Mersin’in ekonomik olarak çok büyük potansiyele sahip olduğunu söyleyen Ekmen, Mersin’in tarım, turizm, kültür, lojistik ve sanayi alanlarında faaliyet göstermesine rağmen herhangi bir alanda markalaşamadığını dile getirdi. Ekmen, “Geçen yıl narenciyenin limonu, portakalı bahçede kaldı. Mersin'de alım yapan bir tane meyve suyu fabrikası var.

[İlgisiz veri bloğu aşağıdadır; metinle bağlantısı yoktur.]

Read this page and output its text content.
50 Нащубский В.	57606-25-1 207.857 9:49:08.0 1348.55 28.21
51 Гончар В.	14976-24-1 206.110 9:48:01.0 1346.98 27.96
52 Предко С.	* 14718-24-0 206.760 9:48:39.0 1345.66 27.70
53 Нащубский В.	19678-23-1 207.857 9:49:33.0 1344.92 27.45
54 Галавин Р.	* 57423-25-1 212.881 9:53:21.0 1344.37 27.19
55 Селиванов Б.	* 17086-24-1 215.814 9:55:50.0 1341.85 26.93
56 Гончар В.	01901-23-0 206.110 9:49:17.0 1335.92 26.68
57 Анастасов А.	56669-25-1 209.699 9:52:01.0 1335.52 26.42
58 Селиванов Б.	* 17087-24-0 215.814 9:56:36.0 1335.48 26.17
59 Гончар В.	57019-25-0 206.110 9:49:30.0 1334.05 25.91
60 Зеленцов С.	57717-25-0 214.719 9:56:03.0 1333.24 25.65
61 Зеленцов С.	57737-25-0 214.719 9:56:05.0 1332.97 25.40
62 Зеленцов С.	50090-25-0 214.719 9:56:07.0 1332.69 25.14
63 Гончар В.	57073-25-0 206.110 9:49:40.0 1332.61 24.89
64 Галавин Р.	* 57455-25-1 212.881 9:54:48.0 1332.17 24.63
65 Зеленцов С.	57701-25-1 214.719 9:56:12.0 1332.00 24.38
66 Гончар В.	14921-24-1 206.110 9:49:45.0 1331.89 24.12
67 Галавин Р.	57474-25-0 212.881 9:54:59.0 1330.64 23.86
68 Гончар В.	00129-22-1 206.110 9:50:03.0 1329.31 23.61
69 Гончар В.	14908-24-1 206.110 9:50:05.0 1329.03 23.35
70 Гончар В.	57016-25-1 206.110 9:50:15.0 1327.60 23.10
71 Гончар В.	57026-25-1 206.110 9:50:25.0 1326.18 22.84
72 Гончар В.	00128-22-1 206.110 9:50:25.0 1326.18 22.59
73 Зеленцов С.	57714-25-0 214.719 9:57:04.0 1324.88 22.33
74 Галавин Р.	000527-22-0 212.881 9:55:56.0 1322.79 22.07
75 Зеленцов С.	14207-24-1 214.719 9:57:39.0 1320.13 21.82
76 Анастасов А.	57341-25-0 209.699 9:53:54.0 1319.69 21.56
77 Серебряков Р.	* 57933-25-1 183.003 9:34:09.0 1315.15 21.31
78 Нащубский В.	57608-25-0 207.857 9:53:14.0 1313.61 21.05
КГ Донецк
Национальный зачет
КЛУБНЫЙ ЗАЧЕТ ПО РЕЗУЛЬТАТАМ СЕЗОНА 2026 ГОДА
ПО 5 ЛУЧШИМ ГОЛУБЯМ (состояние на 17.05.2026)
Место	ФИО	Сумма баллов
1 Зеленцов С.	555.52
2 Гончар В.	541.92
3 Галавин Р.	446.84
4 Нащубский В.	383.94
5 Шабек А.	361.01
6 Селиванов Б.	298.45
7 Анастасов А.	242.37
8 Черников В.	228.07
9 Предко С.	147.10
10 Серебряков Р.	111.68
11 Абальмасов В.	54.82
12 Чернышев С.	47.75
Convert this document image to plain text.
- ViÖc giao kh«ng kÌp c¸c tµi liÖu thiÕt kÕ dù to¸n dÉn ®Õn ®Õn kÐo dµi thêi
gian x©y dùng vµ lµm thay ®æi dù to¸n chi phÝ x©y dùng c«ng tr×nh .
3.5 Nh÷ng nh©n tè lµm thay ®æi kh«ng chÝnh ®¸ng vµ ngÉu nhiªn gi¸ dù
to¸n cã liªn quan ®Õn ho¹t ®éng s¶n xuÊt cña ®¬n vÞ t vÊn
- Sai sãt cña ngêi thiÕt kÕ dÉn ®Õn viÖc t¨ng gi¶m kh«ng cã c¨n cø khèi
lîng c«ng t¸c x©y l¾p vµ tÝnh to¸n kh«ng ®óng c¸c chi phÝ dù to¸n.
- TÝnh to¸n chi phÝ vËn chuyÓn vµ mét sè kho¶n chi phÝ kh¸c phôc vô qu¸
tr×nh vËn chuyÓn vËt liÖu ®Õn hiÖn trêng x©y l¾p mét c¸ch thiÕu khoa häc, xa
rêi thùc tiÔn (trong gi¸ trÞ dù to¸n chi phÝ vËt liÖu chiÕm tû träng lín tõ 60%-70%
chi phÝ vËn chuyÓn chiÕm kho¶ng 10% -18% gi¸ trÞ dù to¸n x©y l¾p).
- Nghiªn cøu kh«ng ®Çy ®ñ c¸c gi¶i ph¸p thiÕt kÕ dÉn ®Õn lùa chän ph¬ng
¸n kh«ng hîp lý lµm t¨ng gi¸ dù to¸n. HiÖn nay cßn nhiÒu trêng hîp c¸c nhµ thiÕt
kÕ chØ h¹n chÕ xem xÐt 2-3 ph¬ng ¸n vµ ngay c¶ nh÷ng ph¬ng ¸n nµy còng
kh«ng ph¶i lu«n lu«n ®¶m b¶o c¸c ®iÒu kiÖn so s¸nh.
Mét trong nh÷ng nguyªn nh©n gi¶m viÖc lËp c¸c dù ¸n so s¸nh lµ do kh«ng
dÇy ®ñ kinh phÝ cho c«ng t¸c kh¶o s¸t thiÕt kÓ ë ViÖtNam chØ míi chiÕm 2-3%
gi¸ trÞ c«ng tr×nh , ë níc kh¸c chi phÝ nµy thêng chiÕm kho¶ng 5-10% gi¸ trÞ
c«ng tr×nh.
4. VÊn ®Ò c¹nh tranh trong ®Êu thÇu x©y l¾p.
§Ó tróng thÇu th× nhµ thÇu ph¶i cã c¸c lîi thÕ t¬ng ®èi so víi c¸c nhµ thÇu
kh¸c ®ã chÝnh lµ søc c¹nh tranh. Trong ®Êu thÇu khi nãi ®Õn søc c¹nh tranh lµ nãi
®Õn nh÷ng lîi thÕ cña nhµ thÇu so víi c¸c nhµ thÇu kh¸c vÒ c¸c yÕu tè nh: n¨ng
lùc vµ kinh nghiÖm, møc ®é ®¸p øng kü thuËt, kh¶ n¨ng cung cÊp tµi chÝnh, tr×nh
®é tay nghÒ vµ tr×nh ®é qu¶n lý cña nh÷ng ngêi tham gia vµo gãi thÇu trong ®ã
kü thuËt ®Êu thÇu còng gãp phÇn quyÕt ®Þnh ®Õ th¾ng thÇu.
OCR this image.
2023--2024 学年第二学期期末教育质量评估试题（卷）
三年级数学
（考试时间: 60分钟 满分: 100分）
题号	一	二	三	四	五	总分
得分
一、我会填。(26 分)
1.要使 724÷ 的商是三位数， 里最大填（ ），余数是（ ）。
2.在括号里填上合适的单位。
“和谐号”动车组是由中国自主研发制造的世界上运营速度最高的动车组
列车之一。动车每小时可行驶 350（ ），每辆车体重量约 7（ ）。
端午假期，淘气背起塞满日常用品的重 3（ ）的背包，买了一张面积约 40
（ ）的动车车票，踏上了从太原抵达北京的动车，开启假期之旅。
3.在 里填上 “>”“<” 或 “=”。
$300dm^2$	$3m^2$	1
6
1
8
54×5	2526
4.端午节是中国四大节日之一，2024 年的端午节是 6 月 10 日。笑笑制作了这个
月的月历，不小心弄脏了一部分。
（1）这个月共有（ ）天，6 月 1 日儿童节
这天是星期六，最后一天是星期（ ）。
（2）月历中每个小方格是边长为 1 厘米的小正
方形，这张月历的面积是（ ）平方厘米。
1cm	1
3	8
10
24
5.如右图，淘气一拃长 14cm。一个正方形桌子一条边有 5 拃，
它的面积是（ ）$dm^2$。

Oysa dünyanın her yerinde portakal, limon, meyve suyu olarak tüketilir ve burada rahatlıkla, doğrudan paketlenmiş ya da konsantre haliyle dünya pazarlarına sunulabilir. Burada da eksiğimiz var.” ifadelerini kullandı.

Birçok üründe alım garantisi veren kurumların olduğunu söyleyen Ekmen, narenciye de söz konusu alım garantisinin olmamasını eleştirerek, şöyle devam etti:

“Toprak Mahsulleri Ofisi veyahut da Tarım Kredi Kooperatifleri Genel Müdürlüğü bu yönde yetkilendirilebilir. Ama bu olmayınca ne oldu? Geçen yıl limon, portakal bahçede 1 lira, toplamak 2 lira, İstanbul'u Ankara'ya göndermek 3 lira. Böyle olunca bahçede çürüdü. Birçok kişi bahçede ağaçlarını söktü ve narenciye ciddi bir darbe, ciddi bir yara almış oldu.”

Ekmen, Mersin siyasetinin çok renkli olduğunu ifade ederek, kentteki 13 milletvekilinin 8’inin farklı partide olduğuna dikkat çekti. Farklı partilerde bulunan milletvekillerin Mersin için avantaja dönüştürülebileceğini söyleyen Ekmen, “Muhalefet ve iktidar ayrımı yapmadan Mersin’in problemleri konusunda bir araya gelmeliyiz. Özellikle ana konteynır limanı, turizm problemleri, tarım problemleri konusunda bir araya gelirsek yol alabiliriz. Bu konuda çok güçlü bir talep de var. Ama maalesef bugüne kadar baktığımızda bunun bir karşılığını görmüyoruz” değerlendirmesinde bulundu.